自身のタイトルが掛かっている中でのこのプレーには痺れた!?
今シーズンも開幕投手を務めるなど、長きに渡って阪神でエースとして活躍したランディー・メッセンジャー投手が9月29日、阪神甲子園球場で行われた「阪神×中日」戦で引退登板した。
メッセンジャーは初回に登板し、中日の1番打者である大島洋平選手と対戦。結果はフルカウントから投じた146キロのストレートで空振り三振に仕留め、その現役生活に幕を閉じた。
大島を三振に取ると、阪神ファンから「ランディー」コールが起こる中、メッセンジャーはマウンドに集まった内野陣と抱き合ったり、矢野燿大監督とグータッチ。最後はマウンドを去る際に、今期で退団する鳥谷敬選手から花束を受け取り、メッセンジャーにとっても最高の形での引退登板となったことだろう。

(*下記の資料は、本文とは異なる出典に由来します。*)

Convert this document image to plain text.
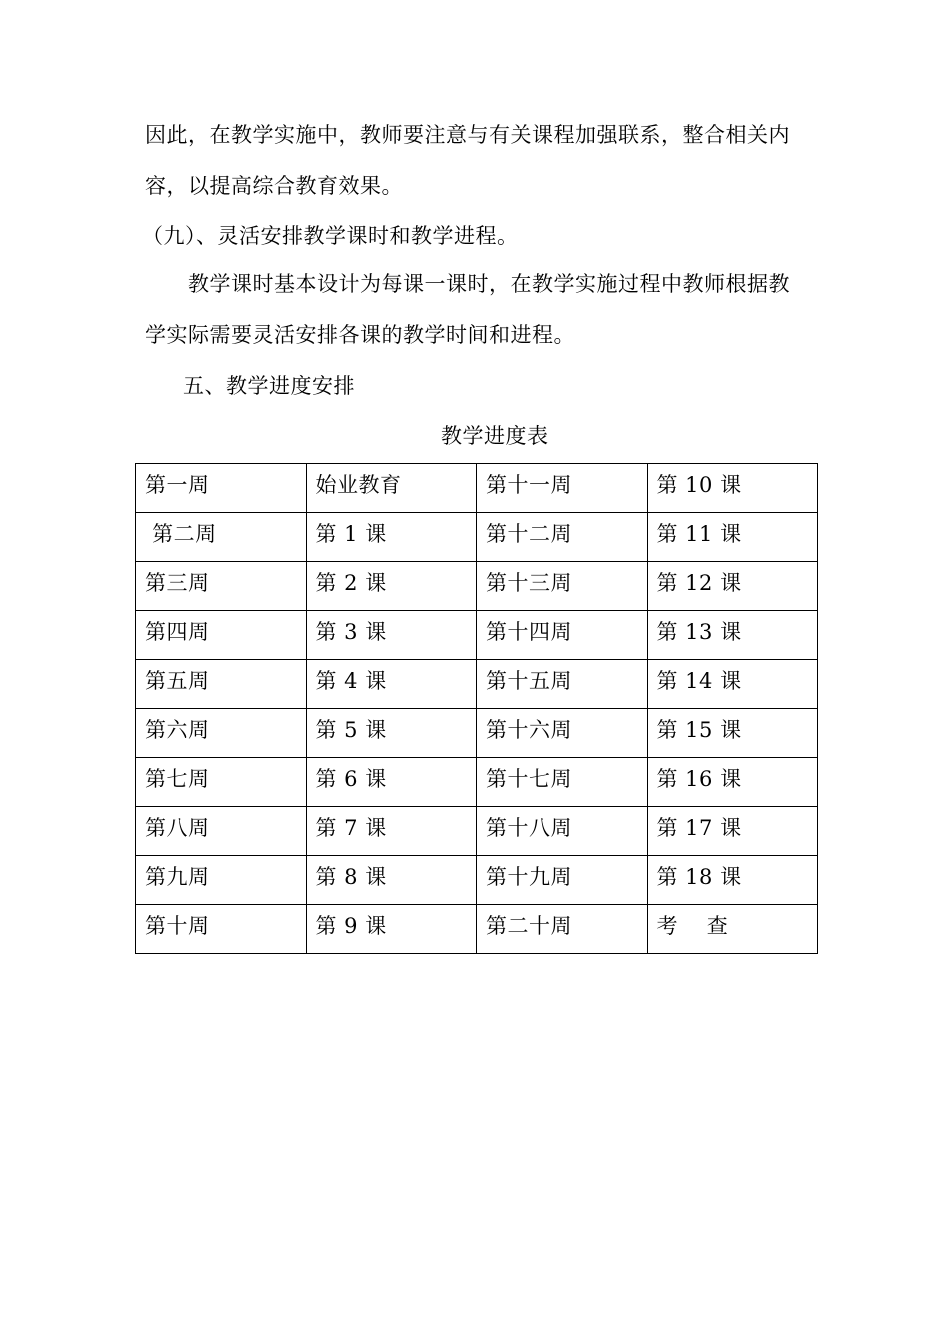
因此，在教学实施中，教师要注意与有关课程加强联系，整合相关内
容，以提高综合教育效果。
（九）、灵活安排教学课时和教学进程。
教学课时基本设计为每课一课时，在教学实施过程中教师根据教
学实际需要灵活安排各课的教学时间和进程。
五、教学进度安排
教学进度表
第一周	始业教育	第十一周	第 10 课
第二周	第 1 课	第十二周	第 11 课
第三周	第 2 课	第十三周	第 12 课
第四周	第 3 课	第十四周	第 13 课
第五周	第 4 课	第十五周	第 14 课
第六周	第 5 课	第十六周	第 15 课
第七周	第 6 课	第十七周	第 16 课
第八周	第 7 课	第十八周	第 17 课
第九周	第 8 课	第十九周	第 18 课
第十周	第 9 课	第二十周	考    查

当然、阪神ファンにとって胸が熱くなる内容だったが、このシーンには阪神ファンを含めた全野球ファンから、引退登板の相手を務めた大島に賛辞が集まっている。
「CS争いが終盤まで続いていることもあり、投手の引退登板は先発で打者1人というパターンが多く見られています。大島選手が引退登板の相手役を務めるのは、ここ9日間で3度目。9月21日のヤクルト・館山昌平にはニゴロ、同23日の広島・永川勝浩には一ゴロ、そして今回は空振り三振といった結果でした。ですが、今回の空振り三振に至っては、明らかに振り遅れのスイングに見えましたから、メッセンジャーに花を持たせたとほとんどの野球ファンが受け止めています。
とはいえ、大島選手は現在リーグトップの174安打で最多安打争いをしている。安打数2位の坂本勇人が所属する巨人がレギュラーシーズンを終えているとはいえ、3位には同僚のビシエドが6本差で迫っているため、タイトル確定というわけでもありません。そんな状況下にもかかわらず、自身の成績を犠牲にしてまで引退する相手を労う行為が野球ファンの心を打ったようです」(スポーツライター)

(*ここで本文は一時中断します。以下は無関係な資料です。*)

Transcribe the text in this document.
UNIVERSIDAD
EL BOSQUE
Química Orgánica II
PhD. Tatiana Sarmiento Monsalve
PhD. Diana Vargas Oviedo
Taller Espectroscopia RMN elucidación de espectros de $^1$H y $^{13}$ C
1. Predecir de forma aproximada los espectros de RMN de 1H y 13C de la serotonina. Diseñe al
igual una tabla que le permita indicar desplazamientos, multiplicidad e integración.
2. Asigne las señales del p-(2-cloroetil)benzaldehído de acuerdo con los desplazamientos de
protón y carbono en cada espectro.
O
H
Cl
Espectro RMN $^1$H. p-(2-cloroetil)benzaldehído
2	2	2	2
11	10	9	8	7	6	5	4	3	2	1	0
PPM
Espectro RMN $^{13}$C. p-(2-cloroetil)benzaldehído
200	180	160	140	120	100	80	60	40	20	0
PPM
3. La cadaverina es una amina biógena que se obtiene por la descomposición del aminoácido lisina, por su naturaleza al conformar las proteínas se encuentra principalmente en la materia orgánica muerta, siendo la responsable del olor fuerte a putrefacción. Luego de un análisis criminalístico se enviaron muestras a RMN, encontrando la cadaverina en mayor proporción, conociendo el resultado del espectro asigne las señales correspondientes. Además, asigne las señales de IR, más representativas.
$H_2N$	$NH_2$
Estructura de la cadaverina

野球ファンからは《阪神ファンですが、メッセンジャーに最後に花を持たせてくれてありがとう》《大島には頭が上がらない》《結果出してる人ってやっぱ気持ちに余裕があるよね》《大島選手、いい人だな》《引退クラッシャーの村田さんとは大違いだ》など、大島の人柄を称賛する声が殺到している。

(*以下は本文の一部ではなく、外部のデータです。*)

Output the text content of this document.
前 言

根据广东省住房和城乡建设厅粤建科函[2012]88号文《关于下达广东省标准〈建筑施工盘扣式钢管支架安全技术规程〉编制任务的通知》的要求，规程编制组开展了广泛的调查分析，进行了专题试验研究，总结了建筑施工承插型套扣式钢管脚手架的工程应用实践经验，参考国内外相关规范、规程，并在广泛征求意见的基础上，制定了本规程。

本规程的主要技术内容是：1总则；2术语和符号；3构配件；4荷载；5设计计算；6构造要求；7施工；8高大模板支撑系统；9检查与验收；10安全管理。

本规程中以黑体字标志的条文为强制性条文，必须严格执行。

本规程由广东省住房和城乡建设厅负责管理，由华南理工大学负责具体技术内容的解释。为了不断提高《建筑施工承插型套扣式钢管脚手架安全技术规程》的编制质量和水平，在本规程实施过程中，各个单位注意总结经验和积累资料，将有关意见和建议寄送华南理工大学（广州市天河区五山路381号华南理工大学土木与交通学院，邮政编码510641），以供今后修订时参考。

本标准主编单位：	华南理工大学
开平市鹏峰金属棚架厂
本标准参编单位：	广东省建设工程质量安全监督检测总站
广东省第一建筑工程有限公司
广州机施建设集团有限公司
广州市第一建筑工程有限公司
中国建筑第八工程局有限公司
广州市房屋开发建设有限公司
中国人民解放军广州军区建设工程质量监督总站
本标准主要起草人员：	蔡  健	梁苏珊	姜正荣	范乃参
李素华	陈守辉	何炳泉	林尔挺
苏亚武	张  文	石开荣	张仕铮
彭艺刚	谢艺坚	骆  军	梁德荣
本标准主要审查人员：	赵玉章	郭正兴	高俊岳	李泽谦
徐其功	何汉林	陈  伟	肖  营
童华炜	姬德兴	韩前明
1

「元巨人のスラッガーで、現在は同チームのファーム打撃兼内野守備コーチを務める村田修一氏は、07年の広島戦でこの日引退登板した佐々岡真司投手と9回裏ツーアウトの10点ビハインドの場面で対戦。こちらは大島選手とは対照的にフルスイングでボールをとらえ、左中間席中段に飛び込む36号ホームランを放っており、野球ファンからは”引退クラッシャー”との異名をとりました。ただ、このホームランもあってこの年、村田氏は2位と1本差でホームラン王に輝いていますから、タイトルがかかった状況での村田の一発狙いも真剣勝負の世界において当然の判断でしょう」(前出・スポーツライター)
メッセンジャーは試合後の会見で「アリガトー、オオシマサン」と笑顔で大島に謝辞を述べている。クラブハウスには大島から花束も届いていたそうだ。
とにもかくにも今回の粋な計らいで、大島の好感度が爆上げしたことは間違いないだろう。